Отвоевался, сынок? - спросил пожилой дежурный по станции, определив наметанным взглядом демобилизованного фронтовика.- Заходи в зал, промокнешь.
- Спасибо, старина, не могу - дом рядом|-ответил солдат, поправляя ремень, и озорная лукавинка блеснула в его глазах, высвеченных лучом фонаря.
- Значит, наш, новоалександровский? Чей будешь?
- Нет, отец, медвеженский я.
- Фю-ить,- свистом выразил удивление дежурный - Ничего себе "рядом", то ж добрых полсотни верст! А дождь-то как из ведра.
- Полсотни - не тысяча, отец,- завязывая под подбородком тесемки ушанки, сказал солдат,- а что сыплет с неба... так это ж вода, а не бомбы.
Всю ночь шел фронтовик по вязкому от дождей старинному шляху, проторенному еще его дедами из большого уездного села Медвежье. Но не сетовал на то, что немилостива к нему погода в долгожданный час возвращения на родину, а думал, что такая непогожая, темная ночь на войне - желанная для разведчиков. И недавнее прошлое вдруг озарило память зловещими сполохами рвущихся снарядов, красными нитями трассирующих пуль.
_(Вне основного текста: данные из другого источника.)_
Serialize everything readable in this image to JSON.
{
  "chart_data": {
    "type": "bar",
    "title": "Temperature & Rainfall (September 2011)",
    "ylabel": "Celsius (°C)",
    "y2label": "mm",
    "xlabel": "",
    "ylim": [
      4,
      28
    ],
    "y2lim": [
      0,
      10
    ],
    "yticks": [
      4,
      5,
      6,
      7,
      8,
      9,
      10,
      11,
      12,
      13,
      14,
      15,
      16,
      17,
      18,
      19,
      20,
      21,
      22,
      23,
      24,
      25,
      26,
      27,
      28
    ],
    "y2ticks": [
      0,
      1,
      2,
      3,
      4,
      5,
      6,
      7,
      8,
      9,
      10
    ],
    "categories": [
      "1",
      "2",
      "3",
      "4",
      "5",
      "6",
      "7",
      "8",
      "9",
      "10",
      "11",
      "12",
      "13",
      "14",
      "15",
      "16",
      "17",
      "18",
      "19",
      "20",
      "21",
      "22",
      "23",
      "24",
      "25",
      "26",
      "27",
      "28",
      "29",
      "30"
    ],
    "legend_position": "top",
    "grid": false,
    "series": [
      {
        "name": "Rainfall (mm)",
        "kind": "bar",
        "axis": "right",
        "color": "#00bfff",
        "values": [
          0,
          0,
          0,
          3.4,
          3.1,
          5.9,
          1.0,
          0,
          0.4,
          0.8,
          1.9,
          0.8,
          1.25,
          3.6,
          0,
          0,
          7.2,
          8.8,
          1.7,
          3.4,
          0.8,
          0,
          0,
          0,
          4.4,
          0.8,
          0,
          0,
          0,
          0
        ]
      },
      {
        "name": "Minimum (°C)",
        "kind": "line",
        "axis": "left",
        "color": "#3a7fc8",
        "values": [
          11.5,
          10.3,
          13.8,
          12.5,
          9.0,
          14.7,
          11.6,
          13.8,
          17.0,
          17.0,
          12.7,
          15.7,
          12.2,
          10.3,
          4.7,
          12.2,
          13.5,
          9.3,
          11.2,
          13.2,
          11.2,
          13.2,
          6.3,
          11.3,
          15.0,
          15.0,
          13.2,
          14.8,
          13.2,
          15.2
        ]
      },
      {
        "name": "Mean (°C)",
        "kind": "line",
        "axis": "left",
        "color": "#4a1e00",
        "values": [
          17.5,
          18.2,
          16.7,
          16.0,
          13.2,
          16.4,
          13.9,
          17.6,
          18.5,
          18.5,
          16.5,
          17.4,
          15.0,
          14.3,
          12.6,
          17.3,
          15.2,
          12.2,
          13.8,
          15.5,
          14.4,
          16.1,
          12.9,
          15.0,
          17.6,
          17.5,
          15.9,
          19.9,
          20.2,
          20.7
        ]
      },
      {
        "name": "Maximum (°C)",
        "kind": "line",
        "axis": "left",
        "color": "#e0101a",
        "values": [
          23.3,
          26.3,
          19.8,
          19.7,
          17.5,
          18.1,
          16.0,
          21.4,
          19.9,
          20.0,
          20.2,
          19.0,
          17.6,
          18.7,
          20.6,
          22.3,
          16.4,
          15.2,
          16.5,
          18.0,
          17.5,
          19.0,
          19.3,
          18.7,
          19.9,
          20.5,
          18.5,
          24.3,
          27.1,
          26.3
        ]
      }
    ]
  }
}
А среди этого разгула смерти - вырванные из кромешной тьмы ослепительным светом ракеты замерзшие, прилипшие вот к такой слякоти фигурки людей - его товарищей по интернациональному взводу разведки 953-го стрелкового полка 257-й стрелковой Сивашской дивизии. Никогда не забудет он их - украинца Павлика Кириченко, русских Илью Поликахина, Сашу Смирнова, карачаевца Ажу Конаматова, цыгана Николая Козореза, татарина Зайнулу Зайнулина...
По его расчетам, родное село было уже недалеко. Это придало бодрости, сердце застучало тревожно и радостно. Солдат за думами и не заметил, как стихнул дождь, расступились тучи и сквозь разрыв между ними на землю полил матовый свет ущербный предутренний месяц. И вдруг остановился и стал как вкопанный: в предрассветной мгле увидел силуэты кладбищенских крестов. Снял шапку. Здесь похоронен его отец. Затем по знакомой улице зашагал к неказистой с виду хате. В предутренней тишине стук пальцем в окно показался слишком громким.
- Кто там? - донесся приглушенный женский голос.
Как в детстве и юности, в самые счастливые дни его недолгой еще жизни, захлестнуло солдата на миг озорство".
- Хозяюшка, пусти переночевать.
- Иди, иди даля, милый, мужиков дома нету.
- А куда ж они подевались?
- На войне... - Голос, это он точно знал, доносился с печи.
- Ах, грех будет, тетя, если сына родного не пустишь.
В хате послышался грохот, будто что-то упало с плиты. Залязгали дверные щеколды и крючки, дверь в сенцы распахнулась.
- Колюшка, сыночек, живой...
- Мертвые, мам, не приходят,- стараясь настроиться на шутливый лад, вставил Николай.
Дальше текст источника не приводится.